Increasing the grain zinc (Zn) concentration of staple food crops will help alleviate chronic Zn deficiency in many areas of the world. Significant variation in grain Zn concentration is often reported among collections of cereals, but frequently there is a concomitant variation in grain yield. In such cases grain Zn concentration and grain yield are often inversely related. Without considering the influence of the variation in grain yield on Zn concentration, the differences in grain Zn concentration may simply represent a yield dilution effect. Data from a series of field and glasshouse experiments was used to illustrate this effect and to describe an approach that will overcome the yield dilution effect. In experiments with a wide range of bread wheat, synthetic hexaploids and accessions of durum wheat, variation in grain yield among the genotypes accounted for 30–57% of the variation in grain Zn concentration.

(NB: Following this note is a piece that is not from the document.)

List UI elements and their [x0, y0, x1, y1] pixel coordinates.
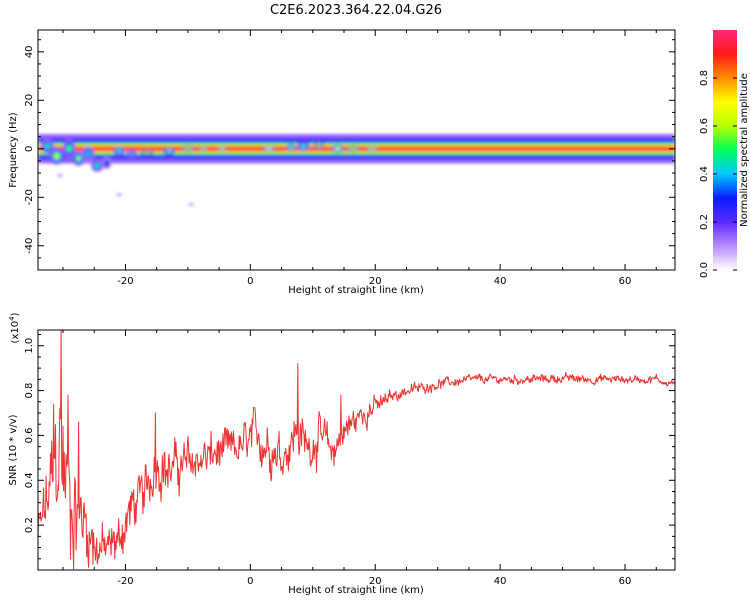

Variation in kernel weight also occurred, but was poorly correlated with grain Zn concentration. To account for the influence of variation in grain yield on grain Zn concentration grain Zn yield was plotted against grain yield. By defining the 95% confidence belt for the regression genotypes that have inherently low or high grain Zn concentrations at a given yield level can be identified. This method is illustrated using two data sets, one consisting of bread wheat and one comprising a collection of synthetic hexaploids.
Plant and Soil (2008) 306 (1-2) 49-55 [doi: 10.1007/s11104-008-9555-y]
A simple method to evaluate genetic variation in grain zinc concentration by correcting for differences in grain yield.